Document Type: Original Article
Epidemiology and Biostatistics Department, Health School; and Infectious Diseases and Tropical Medicine Research Center, Isfahan University of Medical Sciences, Isfahan, Iran
HIV/STI Surveillance Research Center, and WHO Collaborating Center for HIV Surveillance, Institute for Futures Studies in Health, Kerman University of Medical Sciences, Kerman, Iran
Modeling in Health Research Center, Institute for Futures Studies in Health, Kerman University of Medical Sciences, Kerman, Iran
School of Population and Public Health, Faculty of Medicine, University of British Columbia, Vancouver, BC, Canada
Reliable population-based data on sexually transmitted infections (STI) are limited in Iran and selfreporting remains the main source of indirect estimation of STI-associated symptoms in the country. However, where and how the questions are asked could influence the rate of self-reporting. In the present study, we aimed to assess what questionnaire delivery method (ie, face-to-face interview [FTFI], self-administered questionnaire [SAQ], or audio self-administered questionnaire [Audio-SAQ]) and setting (ie, street, household or hair salon) leads to more reliable estimates for the prevalence of self-reported STI-associated symptoms.
This cross-sectional study was conducted in winter 2014 on a gender-balanced (50.0% men) sample of 288 individuals aged 18–59 years old in Kerman, Iran. Respondents were recruited in (a) crowded public places and streets, (b) their households, and (c) hair salons. Data was collected on history of current and 6-month (ie, past 6 months) STI-associated symptoms. Three different methods including FTFI, SAQ and or Audio-SAQ were applied randomly in households and non randomly in streets and hair salons to collect data among the respondents. Generalized estimating equation (GEE) was used to compare the settings and methods separately.

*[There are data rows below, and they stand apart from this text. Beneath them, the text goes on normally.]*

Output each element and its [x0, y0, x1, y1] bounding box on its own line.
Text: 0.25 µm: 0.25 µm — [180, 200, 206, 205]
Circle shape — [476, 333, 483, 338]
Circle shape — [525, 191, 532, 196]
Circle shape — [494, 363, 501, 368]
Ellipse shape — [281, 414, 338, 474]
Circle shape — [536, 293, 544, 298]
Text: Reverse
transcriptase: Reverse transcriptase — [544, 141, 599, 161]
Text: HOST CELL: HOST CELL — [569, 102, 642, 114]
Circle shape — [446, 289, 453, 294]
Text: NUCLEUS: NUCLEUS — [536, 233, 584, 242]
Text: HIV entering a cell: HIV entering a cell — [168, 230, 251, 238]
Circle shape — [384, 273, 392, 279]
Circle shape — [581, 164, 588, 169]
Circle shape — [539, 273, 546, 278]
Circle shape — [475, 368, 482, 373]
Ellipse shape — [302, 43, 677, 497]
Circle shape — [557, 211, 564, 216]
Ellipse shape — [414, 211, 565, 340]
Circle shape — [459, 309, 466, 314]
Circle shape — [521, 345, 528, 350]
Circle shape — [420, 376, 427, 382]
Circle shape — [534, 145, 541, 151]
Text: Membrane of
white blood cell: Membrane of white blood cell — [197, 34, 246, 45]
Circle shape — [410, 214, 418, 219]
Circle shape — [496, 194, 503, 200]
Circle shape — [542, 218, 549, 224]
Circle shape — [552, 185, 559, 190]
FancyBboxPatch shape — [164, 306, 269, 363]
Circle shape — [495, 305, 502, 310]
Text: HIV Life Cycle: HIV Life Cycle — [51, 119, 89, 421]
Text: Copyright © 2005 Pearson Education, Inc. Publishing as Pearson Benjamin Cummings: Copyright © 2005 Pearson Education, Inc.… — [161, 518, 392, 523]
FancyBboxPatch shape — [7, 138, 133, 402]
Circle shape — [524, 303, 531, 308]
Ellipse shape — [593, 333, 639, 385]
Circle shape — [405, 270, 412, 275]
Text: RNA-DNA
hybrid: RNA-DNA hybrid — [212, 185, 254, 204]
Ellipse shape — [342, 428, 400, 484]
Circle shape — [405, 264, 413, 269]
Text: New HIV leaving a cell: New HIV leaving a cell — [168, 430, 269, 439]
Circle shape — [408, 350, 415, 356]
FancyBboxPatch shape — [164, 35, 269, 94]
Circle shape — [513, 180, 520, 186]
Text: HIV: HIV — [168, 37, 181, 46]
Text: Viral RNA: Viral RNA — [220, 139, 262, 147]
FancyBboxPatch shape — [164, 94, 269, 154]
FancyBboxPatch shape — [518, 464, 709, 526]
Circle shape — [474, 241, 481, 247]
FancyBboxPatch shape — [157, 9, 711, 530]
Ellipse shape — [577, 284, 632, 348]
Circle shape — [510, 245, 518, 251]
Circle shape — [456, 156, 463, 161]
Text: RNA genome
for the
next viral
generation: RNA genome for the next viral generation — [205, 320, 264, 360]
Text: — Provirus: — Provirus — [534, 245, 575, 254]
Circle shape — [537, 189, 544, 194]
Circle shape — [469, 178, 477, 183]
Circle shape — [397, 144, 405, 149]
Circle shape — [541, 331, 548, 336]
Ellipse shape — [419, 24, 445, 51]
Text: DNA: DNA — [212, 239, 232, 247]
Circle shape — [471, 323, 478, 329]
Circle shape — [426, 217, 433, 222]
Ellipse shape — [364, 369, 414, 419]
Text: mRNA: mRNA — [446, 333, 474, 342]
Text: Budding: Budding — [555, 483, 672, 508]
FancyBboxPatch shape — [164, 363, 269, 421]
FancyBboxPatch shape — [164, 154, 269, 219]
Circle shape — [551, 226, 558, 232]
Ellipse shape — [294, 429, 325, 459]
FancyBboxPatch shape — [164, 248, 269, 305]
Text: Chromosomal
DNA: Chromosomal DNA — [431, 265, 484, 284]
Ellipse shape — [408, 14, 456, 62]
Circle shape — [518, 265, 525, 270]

A total of 2.8% of men and 9.4% of women self-reported at least one STI-associated symptom. Respondents were significantly more likely to report STI-associated symptoms when completing questionnaires on the street compared to their household (P = .0001). While women were less likely to report symptoms in FTFI compared to SAQ (P = .036), no significant differences were found between men’s responses across different methods (P = .064).
Further research is needed to evaluate the effect of different combinations of methods and settings to find the optimal way to collect data on STI-associated symptoms.